Color specific parts (less finish part numbers) like interior and exterior plastic, rubber, seats, headliners, and any electrical parts that are not common to other models still in production the answer is ABSOLUTELY. And the old addage thet they have to supply parts for 10 years is complete rubbish. Less finish part numbers are typically only inventoried to supply 3-5 years after model production ceases.

After that GM SPO awards small lot contracts to suppliers who will push the parts out for a high per piece price. Quality control is marginal, particularily if the tooling belonged to the original supplier and it has been scrapped.

Dont agree? Just try to match colors on interior parts for these vehicle in 2014 from GM Service parts. You will pay through the nose for Crap parts IF they are available.

Is it true? What do you think?

Automakers do in fact use their remaining inventory of parts to assemble final quantities of vehicles, as they ought to, but the claim that some of these are rejected, flawed, or previously damaged may be worth some level of scrutiny.

Cadillac and Buick production at Hamtramck will be replaced by the Chevy Volt.
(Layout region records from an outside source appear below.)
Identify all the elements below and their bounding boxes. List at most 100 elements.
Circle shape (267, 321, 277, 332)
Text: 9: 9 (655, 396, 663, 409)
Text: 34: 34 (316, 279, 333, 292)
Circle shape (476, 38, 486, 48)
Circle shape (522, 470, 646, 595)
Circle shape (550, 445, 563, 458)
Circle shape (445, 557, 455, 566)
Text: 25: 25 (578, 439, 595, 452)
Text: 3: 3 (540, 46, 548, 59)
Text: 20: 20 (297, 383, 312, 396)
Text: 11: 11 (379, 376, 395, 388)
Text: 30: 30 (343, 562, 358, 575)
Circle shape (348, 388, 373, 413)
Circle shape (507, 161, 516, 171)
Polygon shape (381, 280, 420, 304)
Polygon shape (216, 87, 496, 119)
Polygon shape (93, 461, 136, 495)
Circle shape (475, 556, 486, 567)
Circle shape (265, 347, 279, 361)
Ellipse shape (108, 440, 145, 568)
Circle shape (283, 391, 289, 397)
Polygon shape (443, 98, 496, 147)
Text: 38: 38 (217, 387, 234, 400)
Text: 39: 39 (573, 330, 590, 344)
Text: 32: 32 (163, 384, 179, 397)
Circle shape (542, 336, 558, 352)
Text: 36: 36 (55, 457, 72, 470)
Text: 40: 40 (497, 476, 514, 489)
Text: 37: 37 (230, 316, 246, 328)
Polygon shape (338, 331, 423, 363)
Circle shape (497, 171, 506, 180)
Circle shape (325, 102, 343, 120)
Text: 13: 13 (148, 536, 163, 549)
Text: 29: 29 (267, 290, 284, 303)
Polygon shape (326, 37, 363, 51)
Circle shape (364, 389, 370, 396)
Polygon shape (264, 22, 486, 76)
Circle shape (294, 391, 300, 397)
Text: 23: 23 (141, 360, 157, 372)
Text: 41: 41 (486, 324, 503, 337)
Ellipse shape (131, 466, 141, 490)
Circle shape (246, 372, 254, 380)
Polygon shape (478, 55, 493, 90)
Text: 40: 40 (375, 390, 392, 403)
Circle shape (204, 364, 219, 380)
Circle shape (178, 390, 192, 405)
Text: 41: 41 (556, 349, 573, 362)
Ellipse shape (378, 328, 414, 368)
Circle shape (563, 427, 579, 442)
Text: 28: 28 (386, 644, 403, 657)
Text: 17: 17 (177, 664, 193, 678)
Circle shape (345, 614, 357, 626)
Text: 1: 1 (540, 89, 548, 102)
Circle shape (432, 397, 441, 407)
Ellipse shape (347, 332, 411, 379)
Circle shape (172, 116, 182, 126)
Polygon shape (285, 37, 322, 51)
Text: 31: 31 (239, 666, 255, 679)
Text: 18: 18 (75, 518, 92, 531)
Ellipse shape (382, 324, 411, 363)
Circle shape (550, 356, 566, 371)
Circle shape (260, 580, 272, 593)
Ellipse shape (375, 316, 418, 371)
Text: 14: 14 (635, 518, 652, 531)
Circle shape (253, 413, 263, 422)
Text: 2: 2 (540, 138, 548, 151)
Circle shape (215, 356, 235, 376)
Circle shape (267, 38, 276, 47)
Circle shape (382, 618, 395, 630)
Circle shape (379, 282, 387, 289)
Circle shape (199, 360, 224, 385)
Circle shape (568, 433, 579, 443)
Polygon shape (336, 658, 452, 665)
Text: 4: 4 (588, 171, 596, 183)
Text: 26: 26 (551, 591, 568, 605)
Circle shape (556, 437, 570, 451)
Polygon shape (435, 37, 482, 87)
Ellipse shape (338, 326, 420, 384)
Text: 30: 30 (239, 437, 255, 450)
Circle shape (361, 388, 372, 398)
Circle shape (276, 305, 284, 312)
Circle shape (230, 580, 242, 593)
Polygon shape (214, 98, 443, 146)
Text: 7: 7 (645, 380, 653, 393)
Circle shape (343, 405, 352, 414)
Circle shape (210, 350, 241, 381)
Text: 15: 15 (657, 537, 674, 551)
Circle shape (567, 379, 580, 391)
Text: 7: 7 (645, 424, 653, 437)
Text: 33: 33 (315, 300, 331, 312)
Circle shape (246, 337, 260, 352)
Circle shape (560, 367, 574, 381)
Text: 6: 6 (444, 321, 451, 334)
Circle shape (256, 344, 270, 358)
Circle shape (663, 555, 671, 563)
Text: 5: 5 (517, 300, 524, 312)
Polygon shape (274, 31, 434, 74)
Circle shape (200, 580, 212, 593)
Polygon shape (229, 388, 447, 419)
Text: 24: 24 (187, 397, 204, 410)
GM Hamtramck earned several North American quality awards from JD Power, while the Cadillac DTS earned initial quality awards from JD Power and a recommendation from Consumer Reports.

4 Responses to Buying a car near the end of its production run? Quality may be an issue.

  1. Ray says:

    I call serious bullshit.

  2. Jeff says:

    I can imaging some of this occurs (and probably throughout the entire production run), but I doubt it’s really an issue. But then again, I’ve never worked any an auto plant, so what do I know?

    But I am finally glad to see the Lucerne and DTS ending their production runs.

  3. ian says:

    Funny, and people usually say that vehicles at the end of the production run are usually the “cream of the crop”!